Several pipe bombs recently sent to high-profile Democrats, including former President Bill Clinton, demonstrate how dangerous the situation has become. The GOP is getting more conservative, while Democrats are getting more liberal. The society is polarized with the left and right. Liberals and conservatives are unable to find a common language. The partisan divide over issues related to race, immigration and welfare has widened. It exerts impact on the way people talk, who they associate themselves with, and how they view themselves. Can the nation hold together in the long run?

According to a recent Rasmussen poll, one third of Americans strongly believe a civil war is likely soon. Whatever is the outcome of the elections, the nation will remain separated with the trust in the institutions  and politics vanishing at an alarming pace. The idea of the country’s break up does not seem so outlandish anymore.

Foreign policy is no exception to the rule. When people are so far apart, international issues may rather add more fuel to political discord or, on the contrary, bring them together.

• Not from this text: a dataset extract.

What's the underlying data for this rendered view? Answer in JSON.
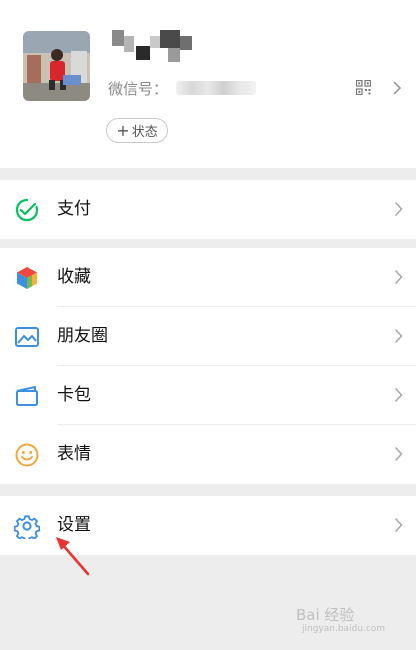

So many times in history the existence of enemies threatening the nation, true or not, has been used as a unifying factor. That’s the purpose of singling out Russia as a country that "challenges“American power, influence, and interests, attempting to erode American security and prosperity” as the US National Security Strategy states.

In reality, the United States is posing a threat to itself. Beset by aggravating domestic problems, it is trying to fix them by artificially creating outside enemies instead of trying to go to the bottom of it and understand what causes the woes and how to fix things. The “caravan” problem and the heated election campaign may become sparks to kindle a fire.